Exportation of Corn Act 1361
- Parliament of England
- Long title: No corn shall be transported but to Calais and Gascoign.
- Citation: 34 Edw. 3. c. 20
- Territorial extent: England and Wales; Ireland;

Dates
- Royal assent: 1361
- Commencement: 1361
- Repealed: England and Wales: 19 February 1624; Northern Ireland: 23 May 1950;

Other legislation
- Repealed by: England and Wales: Continuance, etc. of Laws Act 1623; Northern Ireland: Statute Law Revision Act 1950;

Status: Repealed

Text of statute as originally enacted

= Exportation of Corn Act 1361 =

Act of Parliament of England

The Exportation of Corn Act 1361 (34 Edw. 3. c. 20) was an act of the Parliament of England passed during the reign of Edward III that prohibited the exportation of corn to any foreign port except Calais and Gascony. If a corn harvest did not yield a lot of food, it was better for the corn to be used to feed the English rather than be exported.

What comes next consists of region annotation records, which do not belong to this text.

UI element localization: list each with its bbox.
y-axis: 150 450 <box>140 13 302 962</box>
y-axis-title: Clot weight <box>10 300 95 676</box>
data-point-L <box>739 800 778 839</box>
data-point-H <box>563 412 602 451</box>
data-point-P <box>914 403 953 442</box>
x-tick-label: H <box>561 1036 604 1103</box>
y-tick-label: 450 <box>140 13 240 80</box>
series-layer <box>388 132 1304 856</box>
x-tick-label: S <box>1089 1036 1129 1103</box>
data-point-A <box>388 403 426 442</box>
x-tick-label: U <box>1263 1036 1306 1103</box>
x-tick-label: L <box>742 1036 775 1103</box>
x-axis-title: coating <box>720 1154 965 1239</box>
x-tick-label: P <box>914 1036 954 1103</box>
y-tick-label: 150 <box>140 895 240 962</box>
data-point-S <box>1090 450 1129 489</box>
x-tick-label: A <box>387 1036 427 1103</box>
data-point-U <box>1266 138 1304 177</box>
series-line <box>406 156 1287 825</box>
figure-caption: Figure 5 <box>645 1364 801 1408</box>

== Subsequent developments ==
The act was extended to Ireland by Poynings' Law 1495 (10 Hen. 7. c. 22 (I)).

The whole act was repealed for England and Wales by section 11 of the Continuance of Laws, etc. Act 1623 (21 Jas. 1. c. 28), which came into force on 19 February 1624.

The whole act was repealed by section 1(1) of, and the first schedule to, the Statute Law Revision Act 1950 (14 Geo. 6. c. 6), which came into force on 23 May 1950.